The rating agency said Great-West exceeded expectations in the quarter with $1 billion in net earnings attributable to shareholders, which was double the $498 million it posted in the same quarter a year earlier.
“Overall, the credit-positive results reflect strong business fundamentals in the U.S. and Canada, and exceeded our expectations, with [Great-West] well-positioned to weather a weakening global macroeconomic environment,” Moody’s said.
“The increase in net earnings mainly was due to improved market experience from interest rate movements and improved investment returns on non-fixed-income assets,” it said. Lower restructuring expenses also bolstered earnings.
Moody’s noted that Manulife also reported net income of $1.04 billion for the second quarter, which was in line with the same quarter in 2023.
Core earnings were up 6% year over year, it said, “primarily driven by higher fee income in global wealth and asset management as well as an improved net insurance experience in Canada and Asia.”

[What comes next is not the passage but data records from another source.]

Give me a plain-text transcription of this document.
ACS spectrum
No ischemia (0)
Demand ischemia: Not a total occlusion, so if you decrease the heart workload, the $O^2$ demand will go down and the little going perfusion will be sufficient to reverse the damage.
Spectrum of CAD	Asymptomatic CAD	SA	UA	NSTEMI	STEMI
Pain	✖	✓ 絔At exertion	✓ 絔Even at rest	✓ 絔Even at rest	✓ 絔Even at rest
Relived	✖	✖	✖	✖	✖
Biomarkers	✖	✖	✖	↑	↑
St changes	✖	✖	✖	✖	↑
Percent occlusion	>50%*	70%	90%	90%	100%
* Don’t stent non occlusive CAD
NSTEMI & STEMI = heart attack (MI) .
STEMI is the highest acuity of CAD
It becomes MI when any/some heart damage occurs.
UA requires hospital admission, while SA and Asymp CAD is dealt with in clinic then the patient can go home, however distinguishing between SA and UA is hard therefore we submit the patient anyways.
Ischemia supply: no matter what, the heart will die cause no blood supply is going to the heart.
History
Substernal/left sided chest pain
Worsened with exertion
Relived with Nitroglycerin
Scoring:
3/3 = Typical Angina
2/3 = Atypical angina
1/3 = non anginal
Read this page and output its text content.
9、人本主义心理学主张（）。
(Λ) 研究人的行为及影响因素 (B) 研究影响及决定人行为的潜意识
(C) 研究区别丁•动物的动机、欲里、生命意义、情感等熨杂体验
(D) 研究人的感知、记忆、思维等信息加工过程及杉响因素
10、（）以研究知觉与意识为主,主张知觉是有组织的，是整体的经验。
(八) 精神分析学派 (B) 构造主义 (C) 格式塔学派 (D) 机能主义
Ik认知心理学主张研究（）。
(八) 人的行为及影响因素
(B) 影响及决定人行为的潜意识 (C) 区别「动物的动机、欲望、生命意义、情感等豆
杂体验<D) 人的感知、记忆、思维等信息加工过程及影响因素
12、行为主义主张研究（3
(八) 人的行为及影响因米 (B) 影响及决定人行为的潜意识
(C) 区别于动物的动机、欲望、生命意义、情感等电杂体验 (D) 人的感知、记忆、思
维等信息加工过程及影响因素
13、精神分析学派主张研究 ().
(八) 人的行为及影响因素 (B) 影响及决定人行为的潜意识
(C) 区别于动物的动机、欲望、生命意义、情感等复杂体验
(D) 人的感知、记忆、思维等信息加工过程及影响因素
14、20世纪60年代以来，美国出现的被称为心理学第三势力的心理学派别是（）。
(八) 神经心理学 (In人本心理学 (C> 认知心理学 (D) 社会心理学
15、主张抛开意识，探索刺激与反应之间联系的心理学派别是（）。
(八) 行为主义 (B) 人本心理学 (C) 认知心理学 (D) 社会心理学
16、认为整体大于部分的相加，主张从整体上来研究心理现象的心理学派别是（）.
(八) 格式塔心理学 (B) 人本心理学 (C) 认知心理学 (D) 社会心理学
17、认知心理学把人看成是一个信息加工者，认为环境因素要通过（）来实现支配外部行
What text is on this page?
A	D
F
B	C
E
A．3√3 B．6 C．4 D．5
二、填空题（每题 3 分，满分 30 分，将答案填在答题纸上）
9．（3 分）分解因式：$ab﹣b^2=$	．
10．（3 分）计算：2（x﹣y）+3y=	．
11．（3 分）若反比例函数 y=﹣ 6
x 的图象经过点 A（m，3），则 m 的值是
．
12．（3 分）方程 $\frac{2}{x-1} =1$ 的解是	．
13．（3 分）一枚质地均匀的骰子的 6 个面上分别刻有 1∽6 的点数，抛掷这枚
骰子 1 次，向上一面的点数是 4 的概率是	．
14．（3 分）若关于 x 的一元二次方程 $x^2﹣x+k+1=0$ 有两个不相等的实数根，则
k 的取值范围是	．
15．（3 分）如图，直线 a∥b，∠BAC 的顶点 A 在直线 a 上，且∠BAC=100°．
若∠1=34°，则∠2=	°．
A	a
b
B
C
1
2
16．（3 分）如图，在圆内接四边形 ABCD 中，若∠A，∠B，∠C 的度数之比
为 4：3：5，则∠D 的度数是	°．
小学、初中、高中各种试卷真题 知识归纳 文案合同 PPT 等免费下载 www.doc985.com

“Overall, these credit positive results were higher than our expectations, and reflect the strength of [Manulife’s] diversified business, with continued earnings momentum in Asia,” it said.
Moody’s noted that the Asia region generated 44% of Manulife’s earnings in the first half, which, it said, has the company on track to reach its goal of 50% by 2027.
In the wealth and asset management division, core earnings were up 25% in the quarter, Moody’s said, driven by stronger fee income from higher average assets under management and administration.